8.8.08

Sophisme canin

Dans Le Monde, Claude Beata (vétérinaire comportementaliste) s’en prend à une nouvelle loi « renforçant les mesures de prévention et de protection des personnes contre les chiens dangereux », promulguée le 20 juin 2008. Il a certainement raison de critiquer la manie législative et réglementaire française, dans un domaine où le nombre d’occurrences de drames est inversement proportionné à l’ampleur de leur médiatisation (19 morts en 30 ans). Mais notre vétérinaire utilise des arguments un peu étranges. Il affirme ainsi :

« Les enquêtes, les études menées dans différents pays du monde n'ont jamais réussi à démontrer qu'une race était plus impliquée qu'une autre dans les accidents, et le génome canin, aujourd'hui entièrement décodé, n'a bien sûr pas livré le secret d'un quelconque gène de l'agressivité. Continuer de corréler le risque agressif à la race, c'est aussi dire que les chiens et les humains sont différents par nature, et nous ne le croyons pas. Sinon, il faudrait croire que certaines races humaines sont plus agressives, plus voleuses, plus fainéantes, et qui aujourd'hui pourrait encore soutenir cela ? »
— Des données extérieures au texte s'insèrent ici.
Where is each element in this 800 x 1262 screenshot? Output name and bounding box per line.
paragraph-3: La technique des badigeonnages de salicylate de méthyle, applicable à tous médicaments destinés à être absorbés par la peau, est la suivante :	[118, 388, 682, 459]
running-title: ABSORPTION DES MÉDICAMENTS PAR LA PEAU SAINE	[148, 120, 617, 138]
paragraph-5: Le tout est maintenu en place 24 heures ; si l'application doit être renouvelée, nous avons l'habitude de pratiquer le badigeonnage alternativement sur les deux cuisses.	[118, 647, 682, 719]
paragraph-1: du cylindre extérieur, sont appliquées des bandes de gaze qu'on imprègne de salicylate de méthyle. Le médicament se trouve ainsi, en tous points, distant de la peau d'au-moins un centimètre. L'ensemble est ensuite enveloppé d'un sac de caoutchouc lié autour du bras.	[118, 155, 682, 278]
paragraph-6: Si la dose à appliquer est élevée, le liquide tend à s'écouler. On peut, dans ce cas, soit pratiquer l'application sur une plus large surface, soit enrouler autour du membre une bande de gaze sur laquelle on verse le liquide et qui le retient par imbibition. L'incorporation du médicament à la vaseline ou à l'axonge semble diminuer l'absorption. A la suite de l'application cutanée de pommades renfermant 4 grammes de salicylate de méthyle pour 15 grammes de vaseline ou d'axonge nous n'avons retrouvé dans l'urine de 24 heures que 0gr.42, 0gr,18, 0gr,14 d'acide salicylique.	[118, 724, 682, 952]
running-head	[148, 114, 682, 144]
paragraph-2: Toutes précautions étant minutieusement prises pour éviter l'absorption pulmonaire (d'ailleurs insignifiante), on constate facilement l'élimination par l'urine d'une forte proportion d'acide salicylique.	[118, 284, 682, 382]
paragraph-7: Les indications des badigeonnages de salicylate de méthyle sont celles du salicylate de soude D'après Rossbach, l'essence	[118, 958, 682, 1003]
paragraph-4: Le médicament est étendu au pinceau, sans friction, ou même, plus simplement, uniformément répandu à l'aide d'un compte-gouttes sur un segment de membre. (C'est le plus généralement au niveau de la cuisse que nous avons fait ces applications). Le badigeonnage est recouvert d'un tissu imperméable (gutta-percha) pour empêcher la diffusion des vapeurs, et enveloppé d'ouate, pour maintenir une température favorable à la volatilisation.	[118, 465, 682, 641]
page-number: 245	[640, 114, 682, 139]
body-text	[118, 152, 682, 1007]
Outre que les supposées « races » humaines n’ont pas grand chose à voir avec les races canines et sont ici mentionnées à des fins rhétoriques, il n’est pas tellement étonnant que les gènes de l’agressivité du chien n’aient pas été découverts à ce jour, vu la rareté des études génomiques sur cet animal. Mais un travail de Liinamo et al. sur les Golden Retrivers a récemment estimé à 0,77-0,81 l’héritabilité des comportements aggressifs manifestés par les chiens (voir aussi une revue chez Li 2008 et les références d’un précédent article ici). Et l’on ne compte plus les analyses moléculaires du comportement agressif chez des animaux bien plus étudiés en laboratoire, comme la drosophile, la souris, le rat ou les primates.

Par quel mystère évolutif le chien serait exempt de toute prédisposition génétique à l’agression ? On ne trouvera évidemment pas « un » gène de l’agressivité, puisqu’il s’agit d’un trait complexe. Mais il est évident que les différents facteurs menant au comportement agressif (peur, stress, rage, dominance, protection, défense du territoire, attaque des compétiteurs sexuels, etc.) répondent à des déterminants génétiques, hormonaux, neuronaux chez le chien comme chez les autres espèces, et que l’absence de polymorphisme sur ces déterminants serait un bien étrange miracle de l’évolution.

Références :
Liinamo A. et al. (2007), Genetic variation in aggression-related traits in Golden Retriever dogs, Applied Animal Behaviour Science, 104, 95-106.
Li H. (2008), Canine aggression toward unfamiliar people and dogs, Vet Clin North Am Small Anim Pract., 38,1023-41.